My boss has invested in a fund that tracks Nancy Pelosi's stock trades for years, and he's made quite a profit. I wish I could do that.

  • Aurornis 2 hours ago

    The fact that Nancy Pelosi became the meme for congress members trading stocks is more political than anything. The actual top performing congressional portfolios never make as much news. Pelosi doesn’t make as many trades as other members like Marjorie Taylor Green, who gets a free pass for some reason.

    And everyone ignores the fact that her husband is a professional in the finance and venture capital world. Investing is literally his job.

    Anyway, if you want to track her trades there are ETFs to do it. It’s not an exclusive investment thing. If you’re in the US you could buy them from your broker right now.

    There are also countless sites that will push the Nancy Pelosi portfolio to your inbox, but they’re universally spammy and almost always pushing some other agenda too.

    As a rule: If they’re focused specifically on Nancy Pelosi and not looking at top congressional trades as a whole, they’re more interested in pushing a political content than financial content.

    Oh, and it’s important to know that you can’t actually track congressional portfolios in real time. The disclosures are delayed so you can only track them after the fact. If you believe they’re front-running insider info then the changes may have happened before you could possibly get the signal to buy or sell.

    • jimbohn an hour ago

      MTG is part of the side that has won the social media influence game (via bots/russians/etc.), so of course, she doesn't get as targeted.

    • kortilla 2 hours ago

      MTG gets a pass because she’s relatively new and mostly irrelevant. She’s also not on the side you expect to be better about avoiding shading money schemes given all of the public positioning.

      One smacks of hypocrisy while the other is a dirt bag behaving exactly as expected.

      • zuminator 2 hours ago

        Huh?
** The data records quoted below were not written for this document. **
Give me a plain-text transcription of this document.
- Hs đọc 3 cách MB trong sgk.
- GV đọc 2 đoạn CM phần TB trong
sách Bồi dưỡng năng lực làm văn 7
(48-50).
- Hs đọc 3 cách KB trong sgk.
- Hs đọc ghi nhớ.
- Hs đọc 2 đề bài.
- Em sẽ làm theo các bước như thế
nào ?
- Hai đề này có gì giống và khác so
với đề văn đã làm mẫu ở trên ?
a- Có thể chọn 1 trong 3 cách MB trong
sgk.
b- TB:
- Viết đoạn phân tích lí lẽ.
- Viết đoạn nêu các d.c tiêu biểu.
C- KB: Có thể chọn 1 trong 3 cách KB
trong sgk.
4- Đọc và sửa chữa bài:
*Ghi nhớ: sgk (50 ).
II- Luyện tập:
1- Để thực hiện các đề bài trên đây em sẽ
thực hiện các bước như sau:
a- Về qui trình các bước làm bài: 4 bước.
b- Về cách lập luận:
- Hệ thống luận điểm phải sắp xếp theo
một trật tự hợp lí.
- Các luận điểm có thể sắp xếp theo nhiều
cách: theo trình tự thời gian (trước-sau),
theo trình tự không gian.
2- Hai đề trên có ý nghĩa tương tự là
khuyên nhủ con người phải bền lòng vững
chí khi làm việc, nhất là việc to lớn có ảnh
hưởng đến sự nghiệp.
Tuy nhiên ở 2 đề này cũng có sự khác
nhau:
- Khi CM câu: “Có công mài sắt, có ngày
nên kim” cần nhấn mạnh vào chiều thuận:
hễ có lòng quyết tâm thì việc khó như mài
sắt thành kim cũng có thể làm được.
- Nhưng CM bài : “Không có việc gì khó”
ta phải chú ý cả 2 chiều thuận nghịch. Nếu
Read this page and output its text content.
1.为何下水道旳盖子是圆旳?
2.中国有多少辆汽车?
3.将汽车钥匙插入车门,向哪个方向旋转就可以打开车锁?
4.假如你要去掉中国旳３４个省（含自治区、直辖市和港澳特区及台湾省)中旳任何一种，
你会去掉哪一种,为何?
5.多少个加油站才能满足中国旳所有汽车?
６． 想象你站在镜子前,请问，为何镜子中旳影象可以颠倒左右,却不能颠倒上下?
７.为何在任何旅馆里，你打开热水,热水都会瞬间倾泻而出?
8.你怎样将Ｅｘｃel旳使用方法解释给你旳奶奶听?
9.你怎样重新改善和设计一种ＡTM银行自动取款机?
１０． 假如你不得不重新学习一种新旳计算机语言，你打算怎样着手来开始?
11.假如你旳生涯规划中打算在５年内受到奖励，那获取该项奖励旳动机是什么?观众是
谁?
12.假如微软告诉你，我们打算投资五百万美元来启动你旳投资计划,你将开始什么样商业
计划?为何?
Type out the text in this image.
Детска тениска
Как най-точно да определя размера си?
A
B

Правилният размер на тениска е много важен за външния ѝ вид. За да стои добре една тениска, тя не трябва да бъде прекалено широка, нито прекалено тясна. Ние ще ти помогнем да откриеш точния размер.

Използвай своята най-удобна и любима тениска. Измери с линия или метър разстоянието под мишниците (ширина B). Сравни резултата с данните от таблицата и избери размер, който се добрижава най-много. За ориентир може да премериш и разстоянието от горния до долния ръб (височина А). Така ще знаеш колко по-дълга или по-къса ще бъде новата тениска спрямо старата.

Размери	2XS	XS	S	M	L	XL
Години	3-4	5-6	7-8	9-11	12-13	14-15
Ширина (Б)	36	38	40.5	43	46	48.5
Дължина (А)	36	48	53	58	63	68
Are you saying that Pelosi is a worse person because MTG is a worse person? I don't get the logic.

        Given the situation (that it's unfortunately legal for them to do this) I don't blame either one for taking money left on the table. Why forgo a financial windfall, who benefits by that? The voters should back candidates who will change the law, and then we can talk about criminality and not selective hypocrisy outrage.

  • ta12653421 2 hours ago

    you can do that, if you are in the US?

    Ticker: NANC, its an ETF

  • lotsofpulp 2 hours ago

    Nominal returns are only 11% more compared to a riskless VOO for the past 5 years. But NANC expense ratio is 0.74% per year while VOO is 0.03% per year. Every year, NANC would have to return an additional 0.7% just to break even with VOO, not accounting for the additional risk.

    So we're looking at 11% - 3.5% = 7.5% real return over 5 years, or roughly 1.5% per year. I'll easily recommend passing on this one.

    https://portfolioslab.com/tools/stock-comparison/NANC/VOO

    • greyface- 2 hours ago

      > compared to a riskless VOO

      Where do I get some of this "riskless" VOO? My broker only seems willing to sell me the regular, risky kind.

      • lotsofpulp 31 minutes ago

        I would bet Congress passing legislation to backstop VOO (like they have time and time again) is much likelier than legislation to backstop NANC.

  • fblp 2 hours ago

    yep also curious about this!

  • bell-cot 2 hours ago

    What's the barrier? Is the fund closed to new investors, or does it require a very large initial investment and/or years of "exemplary donations" to the Democratic party?

    • tekla an hour ago

      Nothing. Its performance is kinda meh.

FridayoLeary an hour ago

Shout out to Nancy pelosis husband, one of the most successful investors in history. He has managed to turn 800k into anything up to 250 million dollars. I wonder what his secret is. He could be giving tips to Warren Buffet.